189. Desamparo  

17 de junio de 2024 | Junio 2024

Llamarlo pueblo era demasiado para ese rejunte de casas perdidas en medio de horizontes infinitos, apenas estorbados por las siluetas de los árboles. Apenas se comunicaba con el resto del mundo por un camino de tierra intransitable los días de lluvia. Menos de veinte familias vivían ahí casi como si se hubieran perdido en el tiempo, con tecnología precaria y recursos escasos, regidos por tradiciones inquebrantables y una religión nacida de una mixtura entre la iglesia del pueblo, allá lejos, y preceptos locales.
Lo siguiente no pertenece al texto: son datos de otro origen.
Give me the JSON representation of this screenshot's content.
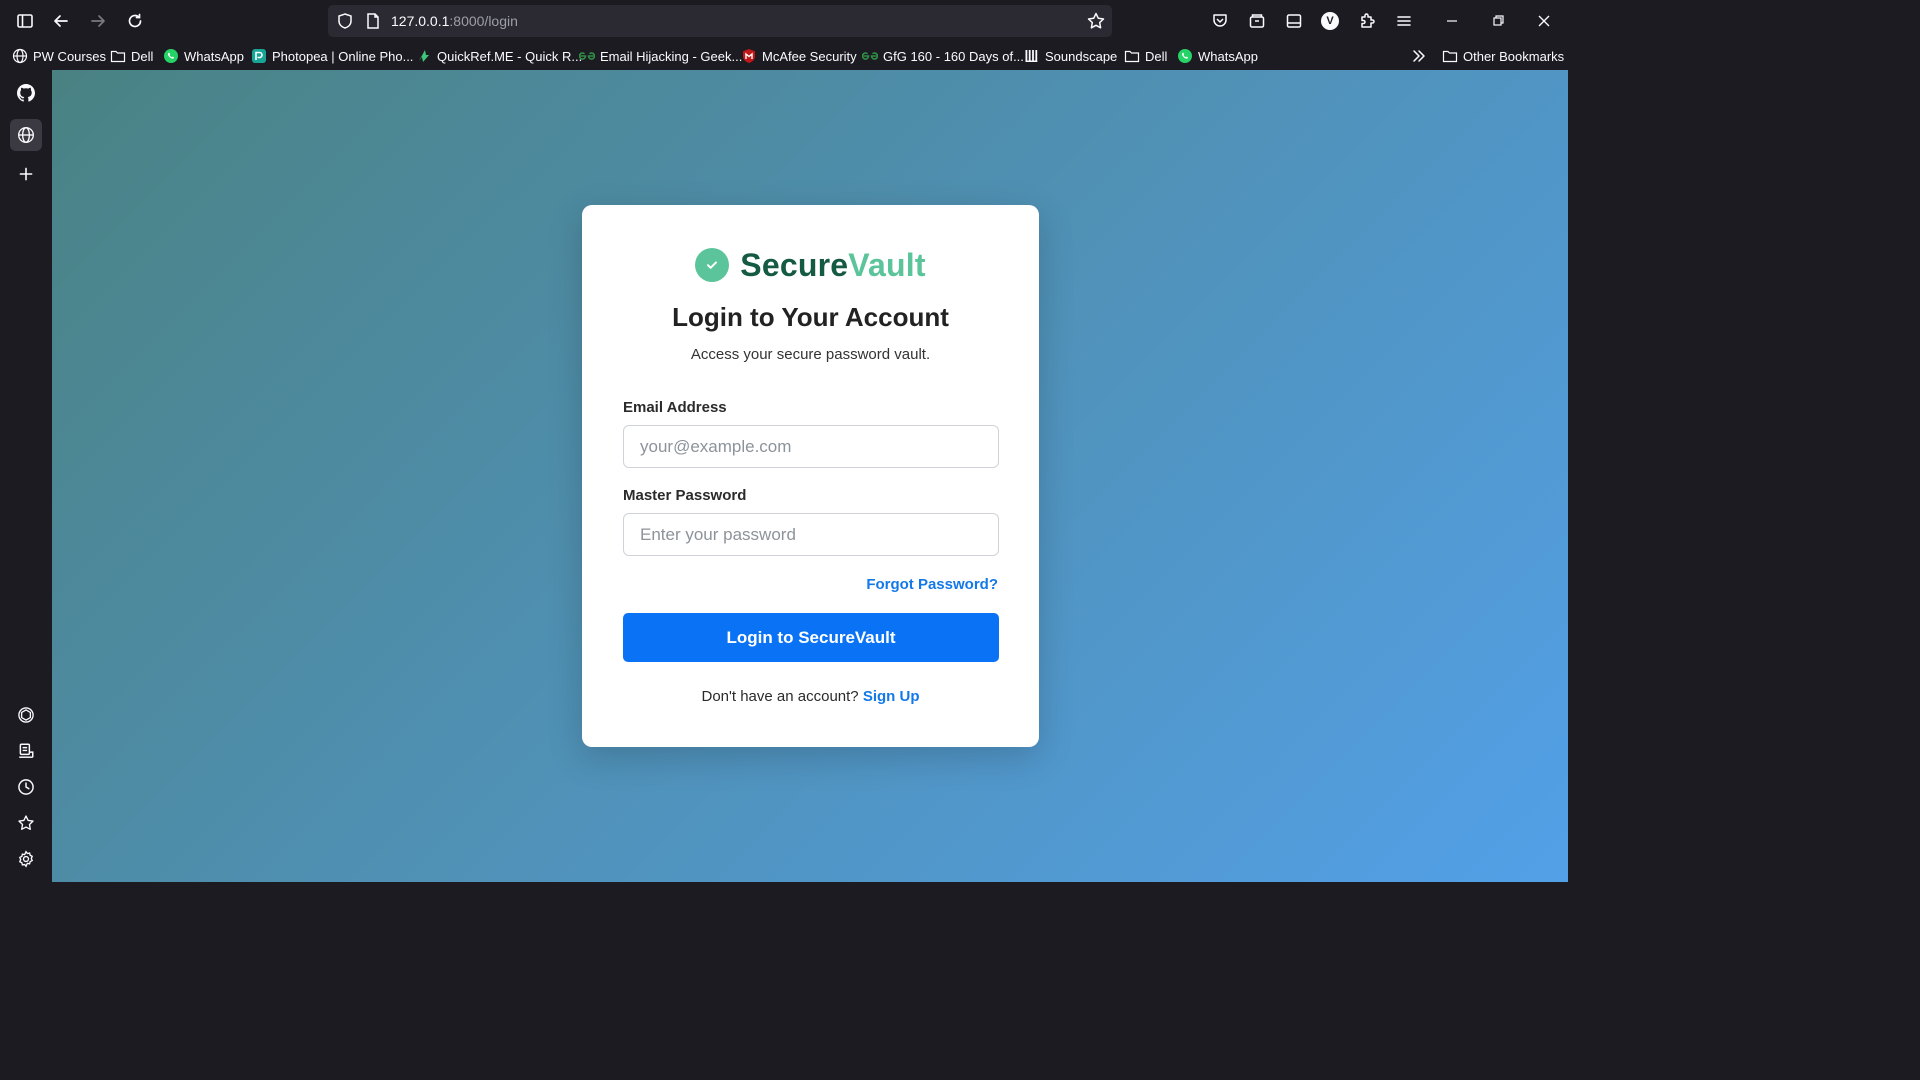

Toribio tenía trece años la primera vez que había sido víctima de abuso. Ese día, mientras acomodaba la cosecha de tubérculos con Álvaro, de cuarenta y dos, había sentido que le tocaba el culo y, unos segundos después, el cuerpo de Álvaro entero contra el suyo. Una mano le recorrió el torso y se metió por debajo de su pantalón. Toribio no supo qué hacer, quedó petrificado.

Algo en él le decía que debía sentir vergüenza, y por eso escondió la experiencia para sí. La escena se repitió varias veces, en el mismo lugar. Entrar y salir rápido, antes de que Álvaro lo hiciera, le ganó salvarse algunos días. Intentar resistirse, no: lejos de frenar a Álvaro, lo motivaba a ir más allá.

Del manoseo pasó a la desnudez de ambos, luego a la masturbación, luego sexo oral. La rebeldía le nació un día que se plantó y se llevó un ojo morado con una advertencia:

—… y no digas nada porque el puto sos vos —lo señaló y lo dejó solo desnudo, tirado en el piso, lleno de tierra.

Así siguió un tiempo más, hasta un día, a los diecisiete, la lluvia se convirtió en el aliado clave de Álvaro. El repiqueteo en el techo de chapa apagaba el llanto de Toribio mientras era penetrado. Él no salió de ahí hasta la noche.

Pidió dejar de trabajar en la cosecha y hacer otra cosa, pero la respuesta fue negativa. Entonces, triste y temeroso por lo que fuera a suceder en su futuro, Toribio le contó a su abuela Lidia lo que había vivido.

Ella lo miró hasta el fondo de sus ojos, seria, casi sin parpadear. Parecía sentir el relato en su propia carne. Lo dejó hablar hasta que terminó.

—Lo lamento mucho, hijo.

—¿Y qué hago, abuela? —preguntó él, con los ojos hechos lágrimas.

—Nada. ¿Qué vas a hacer? Es así. Menos mal que te tocó Álvaro y no Crisólogo, que él la tiene mucho más grande. Si no, preguntale a tu amiga Brisa.

Toribio no pudo esconder en su rostro que tenía expectativas de algún consejo que lo sacara de esa situación. Entonces, Lidia se acercó a él, lo abrazó de costado y dijo:

—La vida es así. Hay que hacerse fuerte, nomás.